Everyone was expecting a weak Q4 GDP number due to companies drawing down inventories and reduced exports, but the number came in today at a surprising negative 0.1 percent. We produced, in other words, fewer goods and services in the fourth quarter of last year than we did in the third.
And yet when you peer into the internals, the situation looks surprisingly benign. For example, “real disposable personal income increased 6.8 percent,” which is really solid. Consequently, both personal consumption and personal savings went up. Nonresidential fixed investment went up 8.4 percent. Residential investment went up 15.3 percent. So people are consuming more and saving more and businesses are investing more and we’re adding to the housing stock. That’s all good stuff.
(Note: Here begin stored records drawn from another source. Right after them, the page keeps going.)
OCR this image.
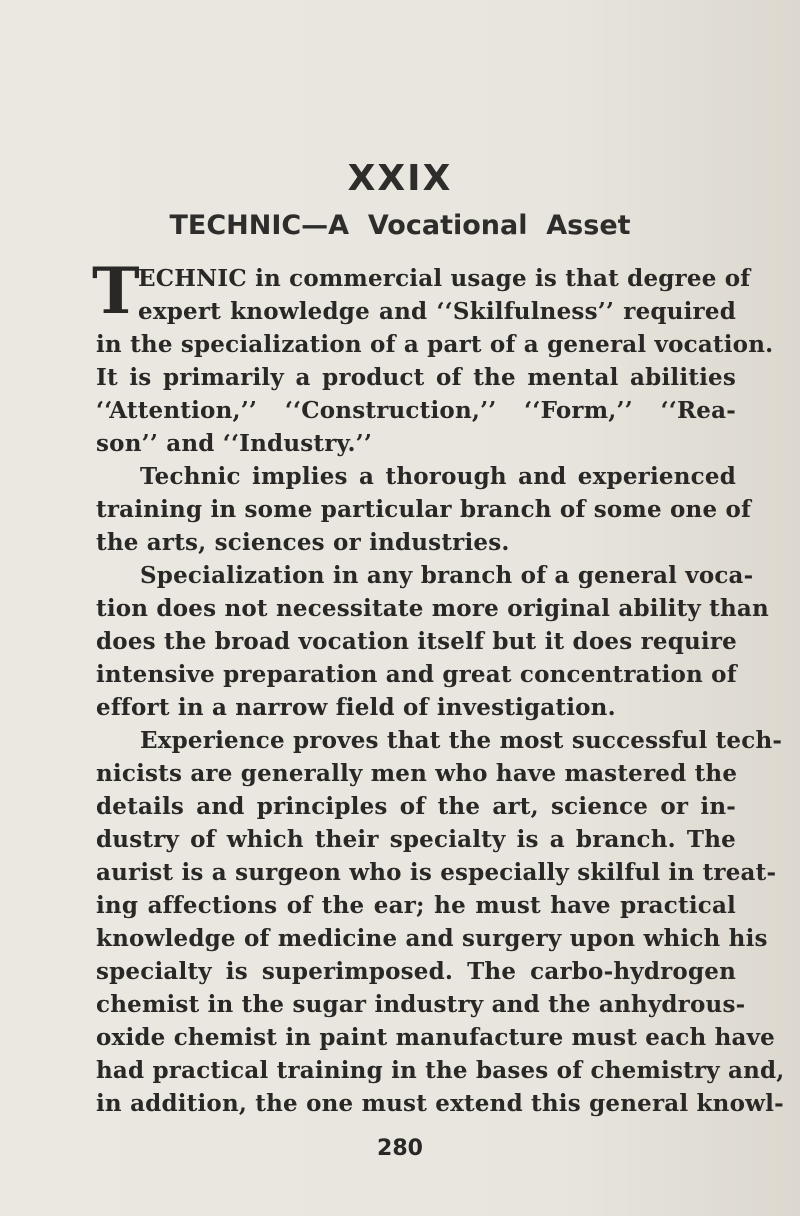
XXIX
TECHNIC—A  Vocational  Asset
T
ECHNIC in commercial usage is that degree of
expert knowledge and ‘‘Skilfulness’’ required
in the specialization of a part of a general vocation.
It is primarily a product of the mental abilities
‘‘Attention,’’ ‘‘Construction,’’ ‘‘Form,’’ ‘‘Rea-
son’’ and ‘‘Industry.’’
Technic implies a thorough and experienced
training in some particular branch of some one of
the arts, sciences or industries.
Specialization in any branch of a general voca-
tion does not necessitate more original ability than
does the broad vocation itself but it does require
intensive preparation and great concentration of
effort in a narrow field of investigation.
Experience proves that the most successful tech-
nicists are generally men who have mastered the
details and principles of the art, science or in-
dustry of which their specialty is a branch. The
aurist is a surgeon who is especially skilful in treat-
ing affections of the ear; he must have practical
knowledge of medicine and surgery upon which his
specialty is superimposed. The carbo-hydrogen
chemist in the sugar industry and the anhydrous-
oxide chemist in paint manufacture must each have
had practical training in the bases of chemistry and,
in addition, the one must extend this general knowl-
280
On the downside we had, as expected, a decrease in net exports and a decrease in inventories. We also had a small decline in state and local government consumption as state/local austerity continues to bite. But what really slammed the economy was that national defense expenditures fell 22.2 percent. That’s a lot! And the pacing of military spending is weird. Simply put, nobody cut the Pentagon’s budget by 22.2 percent. But the timing of spending and appropriations doesn’t line up perfectly, so there are strange swings in the military element of GDP.
At any rate, revisions matter here. The average quarterly GDP revision amounts to 1.3 percentage points, so we shouldn’t make too big a deal out of the initial number.